Один из возчиков, куривший у бочки, ответил на вопрос директора:

— Самим придется впрягаться в сани. Я в прошлом годе ездил под Витебск за больной матерью, там видел: бабы пашут на себе. Жуть! Плачут, шатаются из стороны в сторону, а пашут. Надо! Жить-то надо, товарищи дорогие.

— Вот мы и запряжем Николаева, — сердито проговорил Кондратенко. — Не уберег коней, пусть хомут надевает.

Все с улыбкой посмотрели на смутившегося Николаева, тщедушного узкогрудого мужичка, коих в народе зовут мужичок с ноготок.

— На мне далеко не уедешь, — уныло отозвался Николаев, посмотрев на свои ноги в разбитых валенках.

— Да, ты прав, на тебе далеко не уедешь, — согласился Кондратенко. — А ехать, брат, надо. Или встанет завод, а нас вот, с главным, посадят, по законам военного времени. Думаешь нянькаться станут? — вопрос Николаеву, тот испуганно жмурится. — И правильно сделают. Не умеем хозяйничать.

Когда через полчаса мы с Кондратенко сошлись в его кабинете, он, уже без бравады, повторил свои слова об ответственности. Он распорядился пригласить в кабинет всех начальников цехов, мастеров, десятников.

— И Мацафея обязательно! — крикнул вдогонку убегавшей выполнять приказание курьерше Насте.

По озабоченному виду, энергичным движениям рук, этакой внутренней подтянутости, я догадываюсь, что Кондратенко нащупывает выход из труднейшего положения, в какое нас поставила гибель двух коней. Я попытался было узнать, что именно он нащупал. Усмехнулся, сказал:

— Вот соберем наш малый хурал, посоветуемся. Ум — хорошо, а двадцать — лучше, — и рассмеялся, довольный каламбуром.

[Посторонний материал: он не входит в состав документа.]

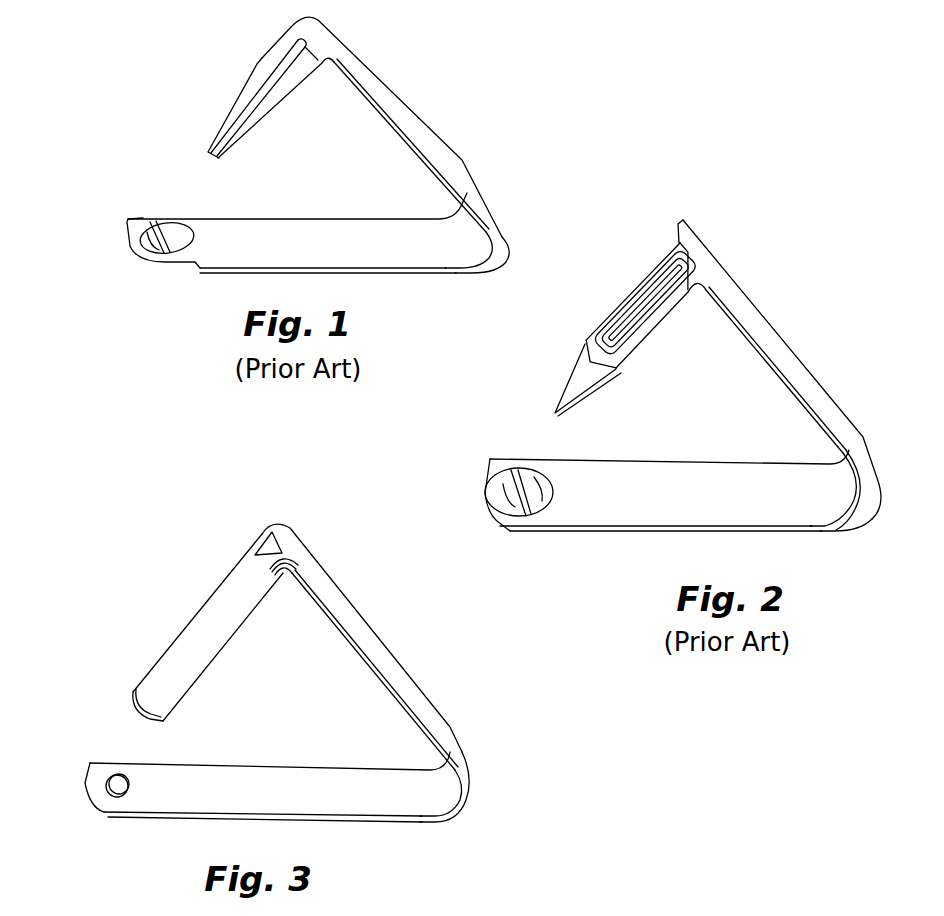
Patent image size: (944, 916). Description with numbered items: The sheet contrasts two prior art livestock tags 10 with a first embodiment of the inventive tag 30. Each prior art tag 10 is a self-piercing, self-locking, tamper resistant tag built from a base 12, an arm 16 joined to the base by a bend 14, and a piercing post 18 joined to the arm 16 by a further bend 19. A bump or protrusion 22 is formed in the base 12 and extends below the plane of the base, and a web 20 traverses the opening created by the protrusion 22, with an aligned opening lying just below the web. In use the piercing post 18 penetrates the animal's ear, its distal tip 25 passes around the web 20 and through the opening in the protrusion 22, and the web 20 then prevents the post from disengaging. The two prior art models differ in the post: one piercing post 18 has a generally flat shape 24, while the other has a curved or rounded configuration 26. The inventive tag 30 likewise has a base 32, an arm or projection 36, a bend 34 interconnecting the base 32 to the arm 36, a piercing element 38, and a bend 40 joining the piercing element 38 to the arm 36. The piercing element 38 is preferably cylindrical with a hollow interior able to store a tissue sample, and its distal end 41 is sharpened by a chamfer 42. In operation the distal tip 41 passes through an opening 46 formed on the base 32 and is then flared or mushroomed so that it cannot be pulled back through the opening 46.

In FIG. 1, the prior art livestock tag 10 is at (158, 108).
In FIG. 2, the prior art livestock tag 10 is at (773, 247).
In FIG. 1, the base 12 is at (408, 236).
In FIG. 2, the base 12 is at (603, 497).
In FIG. 1, the bend 14 is at (490, 262).
In FIG. 2, the bend 14 is at (871, 513).
In FIG. 1, the arm 16 is at (408, 116).
In FIG. 2, the arm 16 is at (777, 350).
In FIG. 1, the piercing post 18 is at (284, 104).
In FIG. 2, the piercing post 18 is at (652, 352).
In FIG. 1, the bend 19 is at (329, 66).
In FIG. 2, the bend 19 is at (701, 297).
In FIG. 1, the web 20 is at (164, 228).
In FIG. 2, the web 20 is at (525, 488).
In FIG. 1, the protrusion 22 is at (150, 243).
In FIG. 2, the protrusion 22 is at (507, 503).
In FIG. 1, the flat shape 24 is at (270, 80).
In FIG. 1, the distal tip 25 is at (213, 157).
In FIG. 2, the distal tip 25 is at (555, 413).
In FIG. 2, the rounded configuration 26 is at (647, 293).
In FIG. 3, the tag 30 is at (163, 596).
In FIG. 3, the base 32 is at (267, 787).
In FIG. 3, the bend 34 is at (465, 810).
In FIG. 3, the arm 36 is at (380, 650).
In FIG. 3, the piercing element 38 is at (206, 659).
In FIG. 3, the bend 40 is at (287, 572).
In FIG. 3, the distal end 41 is at (167, 724).
In FIG. 3, the chamfer 42 is at (140, 712).
In FIG. 3, the opening 46 is at (118, 790).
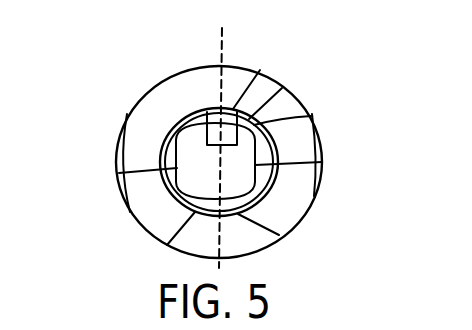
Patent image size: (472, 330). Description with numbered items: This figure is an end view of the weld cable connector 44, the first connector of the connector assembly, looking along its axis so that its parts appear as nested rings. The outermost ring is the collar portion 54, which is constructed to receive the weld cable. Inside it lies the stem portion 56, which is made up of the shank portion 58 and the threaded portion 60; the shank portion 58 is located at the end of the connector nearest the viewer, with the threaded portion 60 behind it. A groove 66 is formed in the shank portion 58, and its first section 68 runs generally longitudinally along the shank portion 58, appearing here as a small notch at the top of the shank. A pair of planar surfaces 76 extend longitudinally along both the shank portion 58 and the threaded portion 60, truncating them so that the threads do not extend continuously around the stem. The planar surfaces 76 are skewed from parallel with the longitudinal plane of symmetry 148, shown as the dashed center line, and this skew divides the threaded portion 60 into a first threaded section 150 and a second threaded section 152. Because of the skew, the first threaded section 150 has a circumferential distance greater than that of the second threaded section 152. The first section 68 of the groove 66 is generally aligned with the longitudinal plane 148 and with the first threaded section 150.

The weld cable connector 44 is at (62, 64).
The collar portion 54 is at (156, 104).
The stem portion 56 is at (315, 184).
The shank portion 58 is at (311, 116).
The threaded portion 60 is at (283, 88).
The groove 66 is at (259, 71).
The first section 68 is at (220, 116).
The planar surfaces 76 is at (119, 173).
The longitudinal plane of symmetry 148 is at (226, 42).
The first threaded section 150 is at (147, 101).
The second threaded section 152 is at (167, 245).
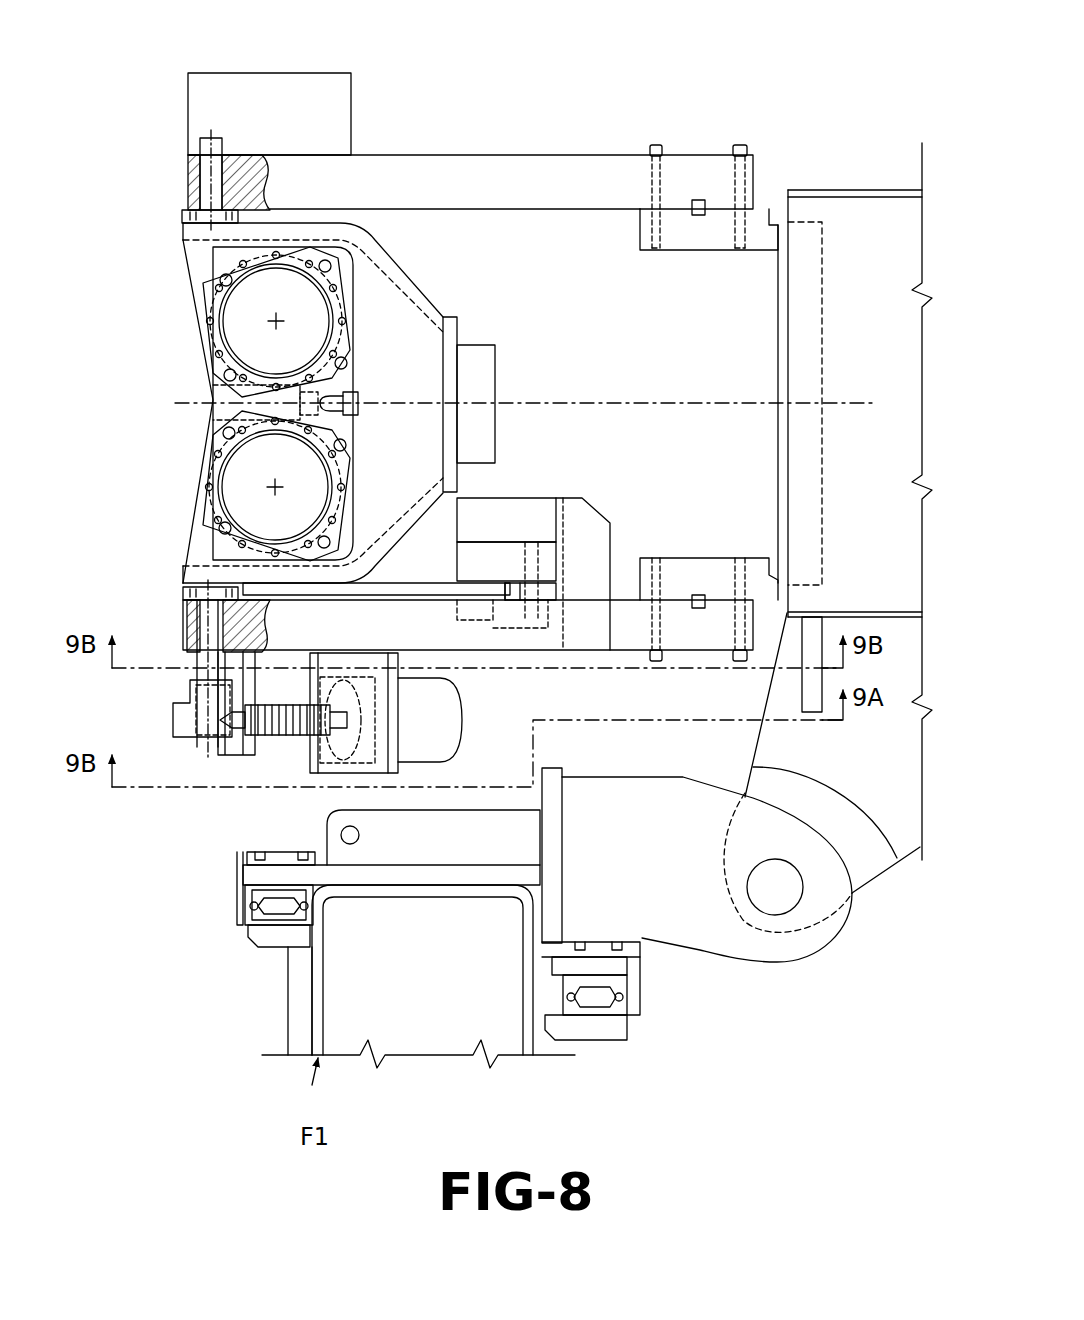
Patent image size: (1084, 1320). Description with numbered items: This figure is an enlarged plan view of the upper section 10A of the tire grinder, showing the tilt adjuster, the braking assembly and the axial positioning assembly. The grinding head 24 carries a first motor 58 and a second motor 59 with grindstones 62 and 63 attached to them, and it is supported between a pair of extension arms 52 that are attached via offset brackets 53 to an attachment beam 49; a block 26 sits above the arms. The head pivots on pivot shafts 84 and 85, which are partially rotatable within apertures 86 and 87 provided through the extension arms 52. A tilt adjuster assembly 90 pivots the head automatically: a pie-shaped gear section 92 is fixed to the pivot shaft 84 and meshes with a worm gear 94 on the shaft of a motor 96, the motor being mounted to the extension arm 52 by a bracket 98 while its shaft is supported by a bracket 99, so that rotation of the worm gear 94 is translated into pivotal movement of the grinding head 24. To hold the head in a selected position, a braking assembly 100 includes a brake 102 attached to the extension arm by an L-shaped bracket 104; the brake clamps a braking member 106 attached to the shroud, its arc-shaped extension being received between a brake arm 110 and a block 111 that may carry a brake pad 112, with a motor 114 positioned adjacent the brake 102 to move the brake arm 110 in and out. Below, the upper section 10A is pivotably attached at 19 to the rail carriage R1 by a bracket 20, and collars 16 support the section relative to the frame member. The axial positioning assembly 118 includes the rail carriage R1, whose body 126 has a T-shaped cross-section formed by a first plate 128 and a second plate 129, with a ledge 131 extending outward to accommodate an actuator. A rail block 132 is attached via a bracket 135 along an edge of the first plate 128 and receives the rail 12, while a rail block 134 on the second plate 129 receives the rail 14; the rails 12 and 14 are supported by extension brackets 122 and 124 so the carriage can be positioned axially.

The upper housing block 26 is at (310, 100).
The pivot shaft 85 is at (206, 150).
The aperture 87 is at (193, 185).
The grinding head 24 is at (422, 283).
The grindstone 63 is at (214, 335).
The second motor 59 is at (214, 352).
The first motor 58 is at (214, 457).
The grindstone 62 is at (213, 475).
The brake 102 is at (452, 560).
The braking assembly 100 is at (541, 494).
The motor 114 is at (530, 531).
The block 111 is at (514, 572).
The L-shaped bracket 104 is at (583, 528).
The braking member 106 is at (420, 596).
The brake pad 112 is at (508, 595).
The brake arm 110 is at (472, 613).
The offset bracket 53 is at (703, 238).
The extension arm 52 is at (700, 178).
The attachment beam 49 is at (805, 330).
The pivot shaft 84 is at (210, 592).
The aperture 86 is at (196, 632).
The tilt adjuster assembly 90 is at (285, 727).
The pie-shaped gear section 92 is at (180, 722).
The bracket 99 is at (235, 752).
The worm gear 94 is at (290, 708).
The bracket 98 is at (395, 738).
The motor 96 is at (428, 736).
The bracket 20 is at (908, 800).
The upper section 10A is at (890, 870).
The pivotal attachment 19 is at (775, 893).
The collar 16 is at (663, 828).
The axial positioning assembly 118 is at (705, 978).
The first plate 128 is at (556, 905).
The body 126 is at (575, 823).
The ledge 131 is at (500, 848).
The rail carriage R1 is at (408, 850).
The second plate 129 is at (360, 878).
The rail block 134 is at (272, 893).
The rail 14 is at (276, 910).
The extension bracket 124 is at (276, 945).
The bracket 135 is at (556, 967).
The rail block 132 is at (566, 997).
The rail 12 is at (605, 1002).
The extension bracket 122 is at (603, 1033).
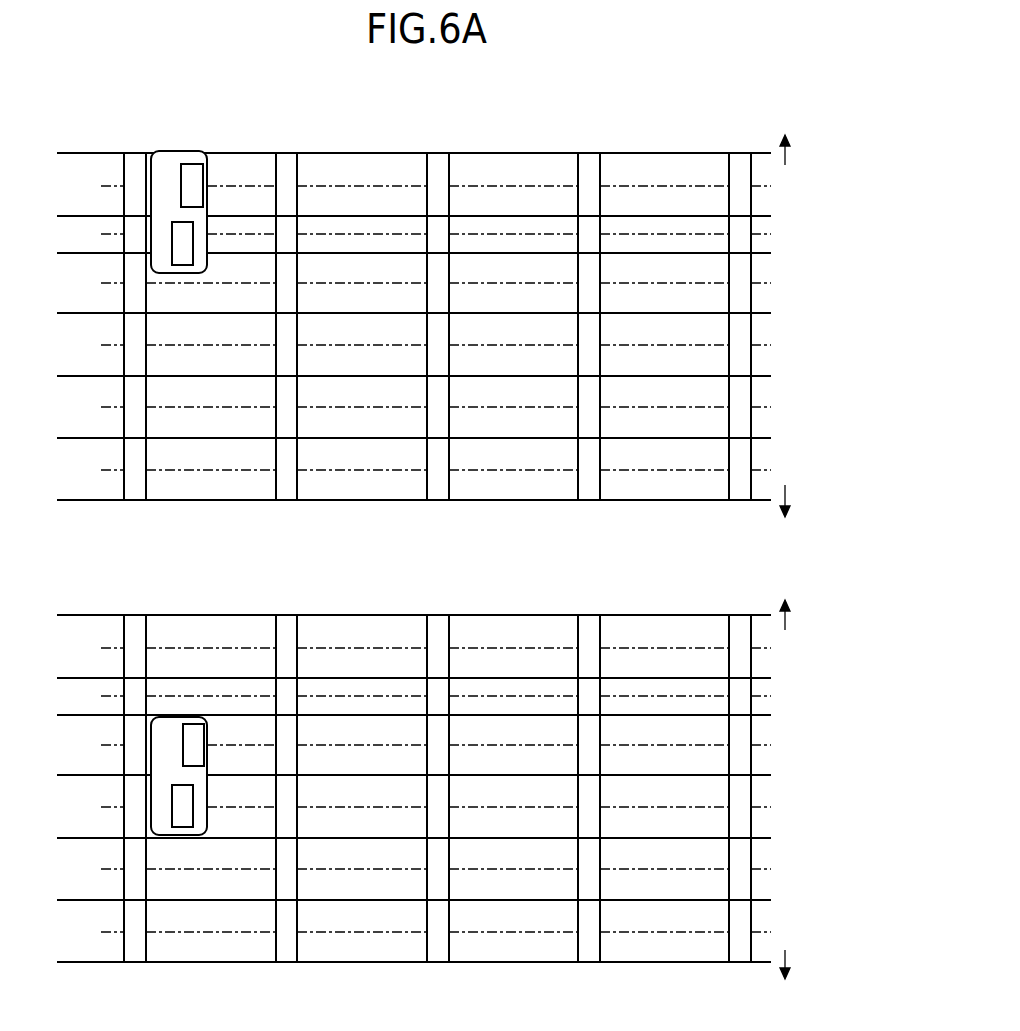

Участники «малого хурала» заполнили тесноватый кабинетик директора. Каждый устраивался на полюбившемся ему издавна месте. Начальник формовочного цеха Алексей Холявин сел в углу, поближе к батарее центрального отопления. Он во все времена года ходит в резиновых сапогах, ноги его больные какой-то застарелой болезнью. Ходит он негнущейся, неуверенной походкой. Лицо худое, безбородое, и на этом унылом лице неожиданно синие веселые глаза. Рядом с Холявиным присел его заместитель Николай Ильин, невысокий, коренастый, с хитрющим взглядом маленьких быстрых глаз. В другом углу вижу Дмитрия Серова, мастера обжига, он беседует с Иваном Кириенко, продолжается, видимо, спор, начатый еще на печи. У самой двери, присев на корточки, покуривает в рукав цигарку начальник ремонтного цеха Иван Абросимов. Он осторожно тушит окурок о порог. Как всегда предпоследним заявляется Курносов, и уже за ним матросской походкой идет Бабушкин. Он любит хоть чуть-чуть подзадержаться, обратить этим на себя внимание, продемонстрировать начальству свою полную от них независимость. «Когда захочу, тогда и приду. А че? Без Лени Бабушкина вы, братцы, мало чего стоите все вместе взятые. Скажете не правда?»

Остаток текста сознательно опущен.